Sous l’humide lueur d’un œil brun frémissant,
Une ganache large, des traits nobles et fiers,
L’encolure se tend sur des muscles de pierre
Et le cheval se dresse au soleil rougissant.

Sa robe de feu noir luit d’un éclat sauvage,
D’une pirouette agile, il fuit l’ombre furtive
Comme il fuyait jadis l’idée d’une vie captive,
Effrayé de dormir dans les ors d’une cage.

Ainsi d’abord inquiet, il évita les hommes,
Prompt à s’évanouir comme un rêve au soleil,
Quand une mélodie tinta à son oreille
De par un beau matin à la fin de l’automne.
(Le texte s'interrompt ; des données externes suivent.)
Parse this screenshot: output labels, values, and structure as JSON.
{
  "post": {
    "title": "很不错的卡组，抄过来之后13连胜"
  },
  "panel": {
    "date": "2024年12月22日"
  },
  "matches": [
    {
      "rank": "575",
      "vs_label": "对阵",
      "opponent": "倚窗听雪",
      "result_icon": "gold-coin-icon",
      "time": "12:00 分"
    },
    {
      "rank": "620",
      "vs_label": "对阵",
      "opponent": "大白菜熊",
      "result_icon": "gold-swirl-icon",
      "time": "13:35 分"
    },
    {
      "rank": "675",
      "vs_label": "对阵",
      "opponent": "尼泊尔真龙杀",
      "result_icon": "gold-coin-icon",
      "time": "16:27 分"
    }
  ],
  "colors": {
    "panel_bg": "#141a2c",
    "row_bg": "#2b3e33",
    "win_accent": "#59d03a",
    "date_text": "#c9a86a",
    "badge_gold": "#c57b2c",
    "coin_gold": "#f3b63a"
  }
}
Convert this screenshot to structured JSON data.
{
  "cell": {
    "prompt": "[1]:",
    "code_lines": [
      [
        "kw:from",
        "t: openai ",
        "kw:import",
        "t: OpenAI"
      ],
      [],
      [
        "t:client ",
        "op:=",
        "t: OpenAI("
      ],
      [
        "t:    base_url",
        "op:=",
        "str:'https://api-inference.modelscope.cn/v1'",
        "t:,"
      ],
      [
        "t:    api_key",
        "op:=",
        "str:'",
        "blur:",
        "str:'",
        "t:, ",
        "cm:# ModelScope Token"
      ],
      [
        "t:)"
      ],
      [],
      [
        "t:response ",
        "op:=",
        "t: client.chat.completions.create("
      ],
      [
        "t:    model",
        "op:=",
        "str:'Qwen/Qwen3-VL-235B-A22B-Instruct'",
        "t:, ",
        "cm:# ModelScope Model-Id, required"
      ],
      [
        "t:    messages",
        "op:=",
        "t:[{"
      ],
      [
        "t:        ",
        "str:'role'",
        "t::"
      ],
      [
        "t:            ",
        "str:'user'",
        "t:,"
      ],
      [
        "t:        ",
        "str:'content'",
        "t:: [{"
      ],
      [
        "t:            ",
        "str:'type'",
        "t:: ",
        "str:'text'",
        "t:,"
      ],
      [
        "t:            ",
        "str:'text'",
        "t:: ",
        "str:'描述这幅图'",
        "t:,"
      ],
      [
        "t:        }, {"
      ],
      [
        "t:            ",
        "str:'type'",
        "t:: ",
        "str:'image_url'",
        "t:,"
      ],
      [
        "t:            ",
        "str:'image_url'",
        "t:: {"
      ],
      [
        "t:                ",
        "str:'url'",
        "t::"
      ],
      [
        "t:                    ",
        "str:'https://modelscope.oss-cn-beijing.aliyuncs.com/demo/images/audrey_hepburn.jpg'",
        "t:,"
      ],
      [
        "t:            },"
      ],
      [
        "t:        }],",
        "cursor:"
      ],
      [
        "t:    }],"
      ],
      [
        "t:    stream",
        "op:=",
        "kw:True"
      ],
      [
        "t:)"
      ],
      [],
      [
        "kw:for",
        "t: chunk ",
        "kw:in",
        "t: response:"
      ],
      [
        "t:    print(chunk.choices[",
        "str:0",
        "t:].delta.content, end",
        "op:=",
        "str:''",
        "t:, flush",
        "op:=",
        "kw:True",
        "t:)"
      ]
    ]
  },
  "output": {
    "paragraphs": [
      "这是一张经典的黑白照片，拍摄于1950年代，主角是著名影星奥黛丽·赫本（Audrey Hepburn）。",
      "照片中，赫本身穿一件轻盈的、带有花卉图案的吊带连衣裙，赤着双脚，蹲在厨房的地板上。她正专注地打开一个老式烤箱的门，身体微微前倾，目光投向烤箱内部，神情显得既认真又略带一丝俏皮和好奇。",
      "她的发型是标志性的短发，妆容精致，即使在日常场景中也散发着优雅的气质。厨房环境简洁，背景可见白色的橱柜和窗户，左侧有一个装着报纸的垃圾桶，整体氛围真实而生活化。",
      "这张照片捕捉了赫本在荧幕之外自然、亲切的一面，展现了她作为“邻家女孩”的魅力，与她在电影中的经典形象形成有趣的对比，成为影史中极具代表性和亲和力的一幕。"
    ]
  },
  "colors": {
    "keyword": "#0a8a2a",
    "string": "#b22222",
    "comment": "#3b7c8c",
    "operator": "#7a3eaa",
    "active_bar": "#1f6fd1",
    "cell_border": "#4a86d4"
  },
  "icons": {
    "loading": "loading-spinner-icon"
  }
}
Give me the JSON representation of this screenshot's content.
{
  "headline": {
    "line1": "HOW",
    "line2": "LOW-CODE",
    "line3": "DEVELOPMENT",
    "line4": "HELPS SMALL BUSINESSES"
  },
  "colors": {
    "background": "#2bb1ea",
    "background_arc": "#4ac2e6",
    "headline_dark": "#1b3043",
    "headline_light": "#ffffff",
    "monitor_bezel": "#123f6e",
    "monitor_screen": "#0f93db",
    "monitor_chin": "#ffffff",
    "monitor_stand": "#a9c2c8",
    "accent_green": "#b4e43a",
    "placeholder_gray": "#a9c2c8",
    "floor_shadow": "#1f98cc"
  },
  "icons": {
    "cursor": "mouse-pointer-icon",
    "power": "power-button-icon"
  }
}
Cette musique était le rire d’un enfant,
Résonnant à l’oreille en mille mots d’amour.
Le satin de son poil ondoyant sous le jour,
Le cheval l’écouta dans un souffle haletant.

Quand sur le large dos, l’enfant confiant se hisse,
Le jarret se raidit, le naseau s’ouvre grand,
Puis l’étalon s’élance en un geste brillant
Pour une course folle aux multiples délices

Depuis les jours d’été, quand la brise légère
Se lève au soir venant, dissipant la chaleur,
Passent sur les coteaux, esclaves de leur cœur,
Un cheval, un enfant, amis et presque frères.